С видом знатока я уселся на пенек, взглядом велел услужливому подростку наполнить для маэстро тару, а сам начал терзать гитару, пытаясь понять, до какой степени можно тянуть струны. Ибо настойкой по музыкальным канонам это действо назвать было нельзя.
Взывать к тишине для настройки по тюнеру было бессмысленно. Да и не по-пацански это. Решил проверенным способом.
— Малой, подь сюды. Мобила есть? — поинтересовался я у подростка, смотревшего на меня с нескрываемым восторгом.
— Мобила старая. Денег на счету нет, — отмазывался школьник.
— Да пох. Ты мне номер свой продиктуй, я тебе позвоню. Ты только трубку не бери, — огласил я вводную.
Школьник удивился, но промолчал. Я набрал его со своего мобильника и приложил свой телефон к левому уху, зажав его плечом. Слушал гудки и аккуратно подтягивал пятую струну.
— Ровно на тон ниже стандарта, — резюмировал я, после второго дозвона и пары трямков.
Толпа нихрена не поняла, но впечатлённая моим познанием, замолчала и закивала.
— А зачем вы мне звонили? — растеряно протянул телефонный помогатор.
— Телефонный гудок чистую “Ля” выдает. Проверенный временем тюнер, а не эти ваши телефонные гаджеты, — ворчал я, продолжая аккуратно крутить колки.
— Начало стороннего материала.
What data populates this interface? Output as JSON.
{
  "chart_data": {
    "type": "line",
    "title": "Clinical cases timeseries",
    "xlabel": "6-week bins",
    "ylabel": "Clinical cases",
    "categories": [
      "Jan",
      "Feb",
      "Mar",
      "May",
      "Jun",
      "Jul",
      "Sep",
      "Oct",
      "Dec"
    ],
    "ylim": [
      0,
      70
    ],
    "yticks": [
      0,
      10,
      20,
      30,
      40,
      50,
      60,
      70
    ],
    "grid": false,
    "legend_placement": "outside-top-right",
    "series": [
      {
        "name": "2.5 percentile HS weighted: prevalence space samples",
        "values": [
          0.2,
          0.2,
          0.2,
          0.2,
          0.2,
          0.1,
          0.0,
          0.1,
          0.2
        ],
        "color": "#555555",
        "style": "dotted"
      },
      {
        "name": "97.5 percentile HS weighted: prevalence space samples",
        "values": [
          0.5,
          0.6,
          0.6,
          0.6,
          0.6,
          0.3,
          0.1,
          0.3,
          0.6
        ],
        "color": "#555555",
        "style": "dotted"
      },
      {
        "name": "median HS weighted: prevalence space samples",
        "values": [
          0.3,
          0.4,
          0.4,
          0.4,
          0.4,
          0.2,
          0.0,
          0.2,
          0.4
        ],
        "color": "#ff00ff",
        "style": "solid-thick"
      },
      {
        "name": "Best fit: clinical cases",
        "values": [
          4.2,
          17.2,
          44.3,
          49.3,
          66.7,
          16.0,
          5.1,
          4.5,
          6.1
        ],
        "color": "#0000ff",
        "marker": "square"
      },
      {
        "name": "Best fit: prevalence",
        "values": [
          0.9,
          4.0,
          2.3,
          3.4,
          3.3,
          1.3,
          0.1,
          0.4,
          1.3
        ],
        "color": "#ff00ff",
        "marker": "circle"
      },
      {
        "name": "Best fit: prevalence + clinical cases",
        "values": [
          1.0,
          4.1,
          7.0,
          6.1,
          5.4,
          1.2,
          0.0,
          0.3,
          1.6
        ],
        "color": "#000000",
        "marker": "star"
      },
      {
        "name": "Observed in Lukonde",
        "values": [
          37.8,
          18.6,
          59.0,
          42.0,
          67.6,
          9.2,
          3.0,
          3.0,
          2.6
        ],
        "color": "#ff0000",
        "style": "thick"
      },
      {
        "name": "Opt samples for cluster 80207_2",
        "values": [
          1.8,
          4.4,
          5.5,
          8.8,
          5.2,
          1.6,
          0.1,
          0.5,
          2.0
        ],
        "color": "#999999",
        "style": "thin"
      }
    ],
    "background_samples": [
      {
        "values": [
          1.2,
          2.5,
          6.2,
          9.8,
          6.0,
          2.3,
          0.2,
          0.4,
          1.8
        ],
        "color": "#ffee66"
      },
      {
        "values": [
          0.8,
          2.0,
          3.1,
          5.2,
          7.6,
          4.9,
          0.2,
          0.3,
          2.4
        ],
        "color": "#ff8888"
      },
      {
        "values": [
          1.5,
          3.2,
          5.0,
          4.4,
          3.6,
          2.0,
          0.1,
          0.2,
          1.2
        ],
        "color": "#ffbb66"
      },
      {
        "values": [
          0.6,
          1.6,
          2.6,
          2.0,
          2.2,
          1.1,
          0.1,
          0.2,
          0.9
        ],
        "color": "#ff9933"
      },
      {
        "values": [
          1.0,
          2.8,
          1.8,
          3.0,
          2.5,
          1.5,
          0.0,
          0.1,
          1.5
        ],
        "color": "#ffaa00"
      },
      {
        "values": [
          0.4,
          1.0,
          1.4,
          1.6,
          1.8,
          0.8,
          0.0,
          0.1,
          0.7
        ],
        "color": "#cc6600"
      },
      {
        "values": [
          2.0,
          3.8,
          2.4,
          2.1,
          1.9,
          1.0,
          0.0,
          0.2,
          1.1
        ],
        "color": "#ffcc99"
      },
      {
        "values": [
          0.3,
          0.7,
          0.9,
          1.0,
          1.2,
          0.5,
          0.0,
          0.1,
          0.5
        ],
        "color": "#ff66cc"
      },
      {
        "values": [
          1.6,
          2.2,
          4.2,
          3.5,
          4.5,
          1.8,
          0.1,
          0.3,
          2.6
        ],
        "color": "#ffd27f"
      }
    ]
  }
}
Гитара трещала. Казалось, ещё чуть-чуть и дерево начнет ломаться. Или струна, звякнув, порвется в самом неподходящем месте. Но всё обошлось.
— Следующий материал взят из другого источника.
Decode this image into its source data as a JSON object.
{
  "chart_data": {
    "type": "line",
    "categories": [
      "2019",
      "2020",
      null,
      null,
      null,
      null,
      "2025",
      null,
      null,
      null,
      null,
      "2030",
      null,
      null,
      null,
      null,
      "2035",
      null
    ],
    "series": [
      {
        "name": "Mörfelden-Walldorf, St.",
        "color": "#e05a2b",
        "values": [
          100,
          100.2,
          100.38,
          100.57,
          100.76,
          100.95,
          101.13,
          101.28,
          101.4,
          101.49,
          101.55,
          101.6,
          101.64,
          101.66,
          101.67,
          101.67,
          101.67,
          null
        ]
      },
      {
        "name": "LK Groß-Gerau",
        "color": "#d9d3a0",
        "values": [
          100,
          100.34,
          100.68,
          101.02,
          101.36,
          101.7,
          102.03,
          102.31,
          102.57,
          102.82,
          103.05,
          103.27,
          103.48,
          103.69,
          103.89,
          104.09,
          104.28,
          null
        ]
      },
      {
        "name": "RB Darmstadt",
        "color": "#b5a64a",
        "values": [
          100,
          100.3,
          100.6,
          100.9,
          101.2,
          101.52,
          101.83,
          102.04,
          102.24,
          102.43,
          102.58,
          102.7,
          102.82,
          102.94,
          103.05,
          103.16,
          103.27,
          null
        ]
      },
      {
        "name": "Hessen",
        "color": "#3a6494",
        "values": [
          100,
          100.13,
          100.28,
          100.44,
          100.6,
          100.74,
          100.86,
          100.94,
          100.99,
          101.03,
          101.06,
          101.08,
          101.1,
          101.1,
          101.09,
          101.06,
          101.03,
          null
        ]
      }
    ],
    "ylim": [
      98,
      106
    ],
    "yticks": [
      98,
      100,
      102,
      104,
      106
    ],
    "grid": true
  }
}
Через минуту, заинтригованная и возмущённая нерасторопностью маэстро, толпа начала недовольно гудеть. Легонько брынкнул, привлекая к себе внимание. Гомон утих. Сельчане шикали друг другу, ожидая шоу.
Мне даже протянули стакан с мутной жидкостью, пахнущую дрожжами с нотками меда. Мол, давай, для смелости.
Вздохнув, ведь с утра не планировал же пить, а тут такое, опрокинул стакан и снова закурил. А когда самогонка освоилась в желудке, я запел. Ну как запел. Гнусавил, рычал, ныл и дико фальшивил, пытаясь скопировать артистов, исполнявших репертуар моей молодости.
Но деревенскому гитаристу так полагается.
Да и на лажу всем глубоко пофиг было. Люди просто кайфовали и вместе со мной веселыми голосами выводили “Я ядреный, как кабан и имею свой баян”, жалобно просили кольщика наколоть им маму и колокола.
— Да, в городе сейчас так уже не получится. Все на телефон снимать будут. Зачем, правда, совершенно непонятно, — пронеслось в моей голове.
Через полчаса после начала уличного концерта пальцы левой руки нестерпимо горели. Зато голос, разогретый самогоном, окреп.
— Перекур, — объявил я. — Желающие могут выпить, покурить и поублажать прекрасных дам.
Разновозрастная толпа, расположившаяся на полянке, захихикала. А я с наслаждением закурил, разглядывая позабытые сельские пейзажи.